Menyelamatkan generasi bangsa merupakan sebuah harga mati. Kita semua yang masih memiliki cita-cita mulia serta nurani tentu berpandangan serta berharap bahwa generasi bangsa ke depan yang akan melanjutkan estafet kepemimpinan bangsa di masa 10 tahun ke depan atau 15 tahun ke depan atau mungkin di era kepemimpinan selanjutnya perlu mendapatkan pendidikan yang bisa menanamkan pendidikan anti-korupsi. Dalam konteks ini, pendidikan anti-korupsi harus menjadi sebuah bagian dari pendidikan mulai dari Sekolah Dasar, Sekolah Menengah Pertama, Sekolah Menengah Atas, dan Perguruan Tinggi. Bentuk nyata pelaksanaan pendidikan anti-korupsi kemudian bisa dimasukkan dalam kurikulum dan turunannya adalah berbentuk silabus serta rencana pelaksanaan pembelajaran (RPP) dalam kelas. Mata pelajaran dan mata kuliah yang bisa dimasukkan pendidikan anti-korupsi bisa berupa mata pelajaran atau mata kuliah sosial dan berhitung yang sama-sama berpeluang menjadi bagian dari pendidikan anti-korupsi.

Untuk mata pelajaran atau mata kuliah sosial, dampak korupsi terhadap kepentingan bersama bisa dijelaskan dan menjadi pembahasan bersama. Untuk mata pelajaran atau mata kuliah berhitung, kerugian ekonomi tentu bisa menjadi pembahasan utama. Oleh sebab itu, ketika pendidikan anti-korupsi sudah menjadi bagian dari kehidupan kecil dalam lembaga pendidikan, maka mulai dari miniatur kehidupan yang bernama sekolah, generasi bangsa ke depan akan menjadi manusia-manusia yang akan steril dari kepentingan-kepentingan sektoral. Generasi bangsa bisa lebih bersih dan mempunyai semangat dalam bekerja dengan penuh kejujuran.
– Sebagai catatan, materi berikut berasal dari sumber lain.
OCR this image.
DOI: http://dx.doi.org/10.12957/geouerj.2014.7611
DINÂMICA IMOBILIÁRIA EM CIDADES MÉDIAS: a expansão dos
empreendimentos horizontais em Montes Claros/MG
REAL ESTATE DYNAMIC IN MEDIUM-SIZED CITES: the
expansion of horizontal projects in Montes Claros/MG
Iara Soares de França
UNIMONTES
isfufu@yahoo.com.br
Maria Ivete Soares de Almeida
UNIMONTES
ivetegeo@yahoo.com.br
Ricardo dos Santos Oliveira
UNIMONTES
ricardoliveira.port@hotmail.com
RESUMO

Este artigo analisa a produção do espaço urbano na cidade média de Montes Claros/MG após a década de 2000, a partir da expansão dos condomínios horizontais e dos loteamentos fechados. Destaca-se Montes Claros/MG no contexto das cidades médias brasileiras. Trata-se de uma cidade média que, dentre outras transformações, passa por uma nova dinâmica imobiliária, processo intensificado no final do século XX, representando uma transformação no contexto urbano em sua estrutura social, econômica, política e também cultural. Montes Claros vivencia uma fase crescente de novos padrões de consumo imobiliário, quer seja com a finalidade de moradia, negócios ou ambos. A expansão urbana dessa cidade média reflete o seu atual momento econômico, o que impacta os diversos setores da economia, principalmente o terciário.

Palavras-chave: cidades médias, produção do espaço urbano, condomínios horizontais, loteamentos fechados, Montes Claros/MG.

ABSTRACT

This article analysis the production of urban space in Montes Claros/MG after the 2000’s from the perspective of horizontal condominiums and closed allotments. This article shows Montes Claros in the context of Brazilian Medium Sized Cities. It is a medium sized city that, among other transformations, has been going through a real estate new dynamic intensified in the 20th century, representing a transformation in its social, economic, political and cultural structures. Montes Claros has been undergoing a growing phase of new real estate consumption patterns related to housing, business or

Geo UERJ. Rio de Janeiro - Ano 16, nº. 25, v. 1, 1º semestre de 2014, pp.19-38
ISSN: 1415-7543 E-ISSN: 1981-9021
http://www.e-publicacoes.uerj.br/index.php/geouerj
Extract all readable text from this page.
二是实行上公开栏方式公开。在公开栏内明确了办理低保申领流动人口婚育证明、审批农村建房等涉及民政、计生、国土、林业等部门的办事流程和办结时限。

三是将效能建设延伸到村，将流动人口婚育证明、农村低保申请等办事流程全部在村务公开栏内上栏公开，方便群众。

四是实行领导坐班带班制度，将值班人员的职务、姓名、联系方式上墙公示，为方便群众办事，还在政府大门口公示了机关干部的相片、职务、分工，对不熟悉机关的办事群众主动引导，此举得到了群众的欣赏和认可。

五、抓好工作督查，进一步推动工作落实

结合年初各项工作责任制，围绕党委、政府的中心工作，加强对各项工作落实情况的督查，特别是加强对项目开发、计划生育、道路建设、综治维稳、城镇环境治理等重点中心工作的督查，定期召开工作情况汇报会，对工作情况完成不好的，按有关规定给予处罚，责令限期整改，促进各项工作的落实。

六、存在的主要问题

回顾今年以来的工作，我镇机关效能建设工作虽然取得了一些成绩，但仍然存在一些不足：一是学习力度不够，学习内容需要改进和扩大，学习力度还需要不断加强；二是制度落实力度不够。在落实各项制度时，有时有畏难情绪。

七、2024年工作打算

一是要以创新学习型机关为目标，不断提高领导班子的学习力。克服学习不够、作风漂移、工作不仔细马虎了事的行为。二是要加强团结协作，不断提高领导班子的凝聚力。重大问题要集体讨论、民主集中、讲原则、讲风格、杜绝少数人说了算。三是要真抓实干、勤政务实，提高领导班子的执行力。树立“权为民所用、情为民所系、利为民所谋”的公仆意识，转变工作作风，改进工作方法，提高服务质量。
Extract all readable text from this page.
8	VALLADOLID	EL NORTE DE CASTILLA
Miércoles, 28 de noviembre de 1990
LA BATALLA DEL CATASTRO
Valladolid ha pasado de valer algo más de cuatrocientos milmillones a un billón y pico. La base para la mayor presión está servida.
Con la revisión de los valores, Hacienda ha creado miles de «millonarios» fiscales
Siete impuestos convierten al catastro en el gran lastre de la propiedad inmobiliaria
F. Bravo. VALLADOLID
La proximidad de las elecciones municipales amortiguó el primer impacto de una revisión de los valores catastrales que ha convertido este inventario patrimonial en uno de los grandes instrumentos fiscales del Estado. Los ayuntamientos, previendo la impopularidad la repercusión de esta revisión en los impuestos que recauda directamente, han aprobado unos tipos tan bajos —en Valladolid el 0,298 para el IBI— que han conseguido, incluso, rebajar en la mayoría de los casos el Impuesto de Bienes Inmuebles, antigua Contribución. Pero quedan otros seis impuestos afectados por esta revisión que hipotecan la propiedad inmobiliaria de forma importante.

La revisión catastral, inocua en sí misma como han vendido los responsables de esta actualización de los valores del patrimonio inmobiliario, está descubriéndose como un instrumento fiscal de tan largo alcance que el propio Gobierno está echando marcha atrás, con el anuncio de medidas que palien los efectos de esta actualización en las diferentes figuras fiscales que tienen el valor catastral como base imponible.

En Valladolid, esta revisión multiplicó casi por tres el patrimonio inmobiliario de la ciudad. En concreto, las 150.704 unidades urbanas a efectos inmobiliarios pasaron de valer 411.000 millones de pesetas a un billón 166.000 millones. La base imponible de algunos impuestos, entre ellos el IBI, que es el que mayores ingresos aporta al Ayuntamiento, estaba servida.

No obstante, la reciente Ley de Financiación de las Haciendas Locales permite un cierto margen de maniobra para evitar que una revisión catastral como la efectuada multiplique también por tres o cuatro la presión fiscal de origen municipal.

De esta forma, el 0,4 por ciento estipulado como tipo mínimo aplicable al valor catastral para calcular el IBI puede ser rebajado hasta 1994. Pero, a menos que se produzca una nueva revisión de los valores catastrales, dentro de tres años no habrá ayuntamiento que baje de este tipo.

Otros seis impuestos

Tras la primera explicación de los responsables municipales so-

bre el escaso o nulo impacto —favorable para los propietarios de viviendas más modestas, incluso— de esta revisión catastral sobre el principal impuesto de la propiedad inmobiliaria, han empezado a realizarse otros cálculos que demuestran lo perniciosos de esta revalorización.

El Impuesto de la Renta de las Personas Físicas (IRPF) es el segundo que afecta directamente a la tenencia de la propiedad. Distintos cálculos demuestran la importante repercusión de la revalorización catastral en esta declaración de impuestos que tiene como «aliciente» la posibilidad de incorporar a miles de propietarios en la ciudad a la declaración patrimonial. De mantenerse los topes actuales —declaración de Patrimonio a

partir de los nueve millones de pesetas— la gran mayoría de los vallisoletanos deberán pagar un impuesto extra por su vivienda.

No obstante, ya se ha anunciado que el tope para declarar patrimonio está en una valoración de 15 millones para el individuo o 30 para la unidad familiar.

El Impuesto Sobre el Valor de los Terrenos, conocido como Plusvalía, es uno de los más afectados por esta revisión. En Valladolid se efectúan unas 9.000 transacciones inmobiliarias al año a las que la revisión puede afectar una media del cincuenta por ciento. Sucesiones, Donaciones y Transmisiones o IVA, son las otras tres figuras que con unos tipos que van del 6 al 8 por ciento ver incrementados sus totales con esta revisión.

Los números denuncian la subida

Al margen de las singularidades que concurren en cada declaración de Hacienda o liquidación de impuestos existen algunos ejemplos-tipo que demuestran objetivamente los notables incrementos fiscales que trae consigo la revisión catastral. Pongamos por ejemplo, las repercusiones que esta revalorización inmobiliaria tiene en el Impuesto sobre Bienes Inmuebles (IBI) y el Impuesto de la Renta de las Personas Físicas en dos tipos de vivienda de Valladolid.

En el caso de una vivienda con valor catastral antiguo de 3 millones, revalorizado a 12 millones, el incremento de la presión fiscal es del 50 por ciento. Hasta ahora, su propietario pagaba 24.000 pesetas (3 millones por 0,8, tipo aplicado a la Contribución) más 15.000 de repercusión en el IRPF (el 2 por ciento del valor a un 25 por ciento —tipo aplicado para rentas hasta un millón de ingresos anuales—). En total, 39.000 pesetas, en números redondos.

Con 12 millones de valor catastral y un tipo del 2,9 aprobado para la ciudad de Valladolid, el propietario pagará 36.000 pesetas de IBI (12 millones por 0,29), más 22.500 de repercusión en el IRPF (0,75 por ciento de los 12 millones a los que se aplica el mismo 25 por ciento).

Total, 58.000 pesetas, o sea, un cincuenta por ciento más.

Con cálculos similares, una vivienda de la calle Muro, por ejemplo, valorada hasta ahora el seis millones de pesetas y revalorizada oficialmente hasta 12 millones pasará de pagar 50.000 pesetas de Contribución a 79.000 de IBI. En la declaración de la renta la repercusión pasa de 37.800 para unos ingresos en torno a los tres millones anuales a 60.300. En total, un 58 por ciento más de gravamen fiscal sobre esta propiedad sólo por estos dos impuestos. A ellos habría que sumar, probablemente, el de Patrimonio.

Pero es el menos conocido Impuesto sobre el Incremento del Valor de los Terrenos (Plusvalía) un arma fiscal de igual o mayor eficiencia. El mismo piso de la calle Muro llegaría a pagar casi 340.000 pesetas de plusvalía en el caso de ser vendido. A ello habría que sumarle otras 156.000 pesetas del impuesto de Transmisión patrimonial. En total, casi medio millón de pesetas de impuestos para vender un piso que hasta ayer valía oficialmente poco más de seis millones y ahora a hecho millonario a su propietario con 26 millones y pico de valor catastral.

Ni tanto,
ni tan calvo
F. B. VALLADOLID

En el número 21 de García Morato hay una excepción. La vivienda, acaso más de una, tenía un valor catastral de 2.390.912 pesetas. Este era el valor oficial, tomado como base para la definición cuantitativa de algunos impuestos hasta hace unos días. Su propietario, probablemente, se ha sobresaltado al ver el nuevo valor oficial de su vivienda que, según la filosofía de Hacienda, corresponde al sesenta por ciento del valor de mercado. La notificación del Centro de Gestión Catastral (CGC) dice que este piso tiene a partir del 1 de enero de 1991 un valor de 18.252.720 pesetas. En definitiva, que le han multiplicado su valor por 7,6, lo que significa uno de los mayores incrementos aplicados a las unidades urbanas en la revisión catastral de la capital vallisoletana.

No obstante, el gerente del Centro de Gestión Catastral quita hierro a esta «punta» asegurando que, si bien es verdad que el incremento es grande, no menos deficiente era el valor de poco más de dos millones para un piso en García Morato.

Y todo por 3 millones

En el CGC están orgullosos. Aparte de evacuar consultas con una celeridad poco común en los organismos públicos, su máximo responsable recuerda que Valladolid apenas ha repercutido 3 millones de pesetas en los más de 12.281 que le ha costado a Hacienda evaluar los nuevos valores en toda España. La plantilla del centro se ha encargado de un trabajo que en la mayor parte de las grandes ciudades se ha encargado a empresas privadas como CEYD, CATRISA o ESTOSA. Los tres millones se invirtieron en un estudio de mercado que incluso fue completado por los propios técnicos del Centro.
Apalagi, contoh-contoh dari pejabat yang tersangkut korupsi kemudian menjadi pembahasan di ruangan kelas, maka pembelajaran dalam kelas semakin menarik dan menantang sehingga para anak didik akan kian antusias dalam mengikuti pelajaran. Para anak didik akan lebih cepat memahami apa itu korupsi dan koruptor itu sesungguhnya. Contoh-contoh dari pejabat yang tersangkut korupsi dimaknai sebagai bahan renungan bersama, terutama bagi para anak didik agar mereka jangan seperti para pejabat koruptif ketika suatu saat memimpin negeri tercinta ini. Mereka tentunya harus menjadi manusia-manusia yang berhati mulia dan bersedia menjadi “pemimpin amanah” apabila kelak mengelola republik ini.

Butuh Figur

Namun tanpa disadari pula, pendidikan anti-korupsi yang diselenggarakan di sekolah dan perguruan tinggi juga membutuhkan figur-figur yang bisa menjadi contoh atau suri tauladan bagi anak didiknya. Guru atau dosen dalam konteks ini juga harus menunjukkan sikap-sikap dalam kehidupan sehari-hari yang penuh dengan kejujuran dan tidak melalaikan tanggung jawabnya sebagai penyampai ilmu pengetahuan kepada semua anak didiknya. Guru atau dosen menjadi inspirasi dan inspirator yang akan membangkitkan kesadaran diri anak didik untuk meniru apa yang dilakukan oleh para gurunya. Memberikan sebuah potret kehidupan yang asli dan bukan direkayasa dari guru atau dosen kepada anak didiknya merupakan sebuah hal niscaya. Ke depan, marilah selamatkan bangsa ini melalui pendidikan karena dengan pendidikan, karakter bangsa serta moralitas anak-anak bangsa akan mampu berdiri tegak untuk mengatakan tidak terhadap korupsi.